The broader point, however, is less about the justice’s strange word choice and more about his increasingly twisted approach to the law.

The dissent in King is literally hard to believe. On page 17 of the majority opinion, Chief Justice John Roberts even mocks the dissenters for making the opposite conclusion that they drew three years ago:

“It is implausible that Congress meant the Act to operate in this manner.   See National Federation of Independent Business v. Sebelius, 567 U. S. ___, ___ (2012) (SCALIA, KENNEDY, THOMAS, and ALITO, JJ., dissenting) (slip op., at 60) (“Without the federal subsidies … the exchanges would not operate as Congress intended and may not operate at all.”).

It’s no small detail. Three years ago, when the Affordable Care Act’s constitutionality was challenged, Scalia, Clarence Thomas, and Sam Alito read the law in such a way as to see all eligible consumers receiving subsidies, regardless of state or federal exchanges. In today’s dissent, these three had to read the law in the polar opposite way.

And therein lies the point: it seems as if the dissenting justices were so eager to rule against “Obamacare” that they were willing to ignore legislative history, legislative intent, context, and their own beliefs from three years ago.

I’m also reminded of this Linda Greenhouse piece from February.

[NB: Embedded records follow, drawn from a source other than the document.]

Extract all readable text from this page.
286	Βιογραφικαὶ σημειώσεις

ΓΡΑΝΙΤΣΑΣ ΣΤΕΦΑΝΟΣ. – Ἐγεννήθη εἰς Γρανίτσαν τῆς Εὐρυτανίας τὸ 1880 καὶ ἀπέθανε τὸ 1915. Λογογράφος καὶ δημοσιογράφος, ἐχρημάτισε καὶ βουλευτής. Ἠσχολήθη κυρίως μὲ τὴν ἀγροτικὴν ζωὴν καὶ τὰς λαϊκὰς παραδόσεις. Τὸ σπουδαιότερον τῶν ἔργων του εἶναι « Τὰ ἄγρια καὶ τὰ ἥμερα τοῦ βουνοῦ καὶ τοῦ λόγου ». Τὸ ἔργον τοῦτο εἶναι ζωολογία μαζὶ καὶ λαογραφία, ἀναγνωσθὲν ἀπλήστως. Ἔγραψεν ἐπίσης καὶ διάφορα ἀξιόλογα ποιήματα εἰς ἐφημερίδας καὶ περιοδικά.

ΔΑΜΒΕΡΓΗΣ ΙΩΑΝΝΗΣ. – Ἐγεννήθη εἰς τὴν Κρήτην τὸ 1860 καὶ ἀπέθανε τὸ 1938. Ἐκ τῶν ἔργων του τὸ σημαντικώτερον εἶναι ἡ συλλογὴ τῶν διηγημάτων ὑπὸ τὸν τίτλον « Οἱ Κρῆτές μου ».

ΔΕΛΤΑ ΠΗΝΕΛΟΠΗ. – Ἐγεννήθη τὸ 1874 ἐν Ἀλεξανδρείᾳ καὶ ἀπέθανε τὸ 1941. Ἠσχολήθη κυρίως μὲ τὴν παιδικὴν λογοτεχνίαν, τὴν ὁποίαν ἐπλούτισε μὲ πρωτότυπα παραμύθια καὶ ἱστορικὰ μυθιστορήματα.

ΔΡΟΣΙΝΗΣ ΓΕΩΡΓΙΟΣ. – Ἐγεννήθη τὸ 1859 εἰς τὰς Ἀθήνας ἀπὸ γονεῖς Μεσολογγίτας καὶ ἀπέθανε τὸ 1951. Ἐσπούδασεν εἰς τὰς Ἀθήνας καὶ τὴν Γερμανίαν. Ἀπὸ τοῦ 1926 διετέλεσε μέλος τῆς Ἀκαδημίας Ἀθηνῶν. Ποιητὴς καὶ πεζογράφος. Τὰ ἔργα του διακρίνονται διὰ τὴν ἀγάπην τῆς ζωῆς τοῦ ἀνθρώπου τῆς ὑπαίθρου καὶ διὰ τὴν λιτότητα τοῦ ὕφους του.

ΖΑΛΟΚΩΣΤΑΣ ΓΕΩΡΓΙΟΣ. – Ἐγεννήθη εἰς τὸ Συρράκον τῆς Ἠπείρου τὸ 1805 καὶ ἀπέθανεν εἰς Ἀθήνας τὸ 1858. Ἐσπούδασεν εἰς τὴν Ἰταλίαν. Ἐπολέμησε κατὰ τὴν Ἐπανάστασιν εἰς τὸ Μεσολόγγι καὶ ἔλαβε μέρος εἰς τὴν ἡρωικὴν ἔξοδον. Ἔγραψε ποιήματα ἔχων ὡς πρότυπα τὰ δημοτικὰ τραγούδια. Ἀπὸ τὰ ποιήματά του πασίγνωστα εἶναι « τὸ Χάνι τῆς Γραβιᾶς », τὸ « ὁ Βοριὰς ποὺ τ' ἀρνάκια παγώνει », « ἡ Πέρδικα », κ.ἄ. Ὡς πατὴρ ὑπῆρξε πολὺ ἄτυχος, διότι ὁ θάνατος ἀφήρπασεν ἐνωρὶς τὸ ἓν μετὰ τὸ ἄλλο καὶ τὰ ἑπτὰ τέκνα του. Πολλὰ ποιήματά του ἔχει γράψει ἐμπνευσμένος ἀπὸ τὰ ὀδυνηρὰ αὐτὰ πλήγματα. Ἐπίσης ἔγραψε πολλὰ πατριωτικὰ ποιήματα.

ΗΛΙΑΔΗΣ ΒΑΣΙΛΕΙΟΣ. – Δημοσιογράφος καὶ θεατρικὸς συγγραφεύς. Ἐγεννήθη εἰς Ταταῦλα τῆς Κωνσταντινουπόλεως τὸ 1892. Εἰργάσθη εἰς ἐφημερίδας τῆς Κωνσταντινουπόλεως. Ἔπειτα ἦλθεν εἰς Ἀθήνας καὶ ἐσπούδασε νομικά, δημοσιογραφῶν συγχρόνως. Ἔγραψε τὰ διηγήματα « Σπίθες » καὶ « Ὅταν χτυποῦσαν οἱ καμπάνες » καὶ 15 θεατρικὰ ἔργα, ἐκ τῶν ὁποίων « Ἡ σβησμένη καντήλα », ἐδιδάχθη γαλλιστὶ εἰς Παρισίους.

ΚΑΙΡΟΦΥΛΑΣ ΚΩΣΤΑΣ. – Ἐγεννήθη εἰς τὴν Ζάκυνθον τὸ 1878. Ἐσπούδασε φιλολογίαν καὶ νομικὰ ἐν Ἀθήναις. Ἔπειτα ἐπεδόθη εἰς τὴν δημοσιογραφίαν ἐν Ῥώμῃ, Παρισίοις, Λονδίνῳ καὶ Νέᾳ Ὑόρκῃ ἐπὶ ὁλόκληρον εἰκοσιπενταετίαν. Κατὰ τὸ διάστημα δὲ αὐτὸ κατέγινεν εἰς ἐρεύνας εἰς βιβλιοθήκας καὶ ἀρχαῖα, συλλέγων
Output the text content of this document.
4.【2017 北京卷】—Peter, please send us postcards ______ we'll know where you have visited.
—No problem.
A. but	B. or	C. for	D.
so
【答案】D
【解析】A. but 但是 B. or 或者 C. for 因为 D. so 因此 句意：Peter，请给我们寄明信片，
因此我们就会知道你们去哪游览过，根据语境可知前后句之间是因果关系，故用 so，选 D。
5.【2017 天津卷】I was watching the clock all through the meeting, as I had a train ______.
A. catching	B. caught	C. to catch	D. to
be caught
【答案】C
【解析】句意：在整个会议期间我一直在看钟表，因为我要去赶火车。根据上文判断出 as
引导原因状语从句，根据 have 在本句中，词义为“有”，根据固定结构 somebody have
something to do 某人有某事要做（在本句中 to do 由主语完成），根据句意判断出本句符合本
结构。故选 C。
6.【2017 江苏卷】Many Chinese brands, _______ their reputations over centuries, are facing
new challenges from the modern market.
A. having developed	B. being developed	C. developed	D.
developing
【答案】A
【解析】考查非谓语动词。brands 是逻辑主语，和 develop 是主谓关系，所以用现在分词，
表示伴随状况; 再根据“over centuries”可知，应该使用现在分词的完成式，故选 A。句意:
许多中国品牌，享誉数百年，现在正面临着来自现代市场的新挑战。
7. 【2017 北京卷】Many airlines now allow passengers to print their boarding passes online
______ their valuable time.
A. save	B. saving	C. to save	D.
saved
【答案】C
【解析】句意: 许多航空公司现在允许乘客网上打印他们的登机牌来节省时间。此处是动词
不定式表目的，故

Statutory interpretation is something the Supreme Court does all the time, week in and week out, term after term. And while the justices have irreconcilable differences over how to interpret the Constitution, they actually all agree on how to interpret statutory text.  […]

Every justice subscribes to the notion that statutory language has to be understood in context. Justice Scalia said it from the bench just last month, during an argument about the proper interpretation of the federal Fair Housing Act. “When we look at a provision of law, we look at the entire provision of law, including later amendments,” Justice Scalia said. “We try to make sense of the law as a whole.” … Across the ideological spectrum, the court’s opinions are filled with comments like Justice Scalia’s.

Today, Scalia threw all of that out the window, saying what matters isn’t the entire provision of law, but how he could take half a sentence out of context to undermine a law he doesn’t like.

“Words no longer have meaning,” Scalia whined today. In reality, words are still fine. What lacks meaning are Scalia’s unhinged complaints.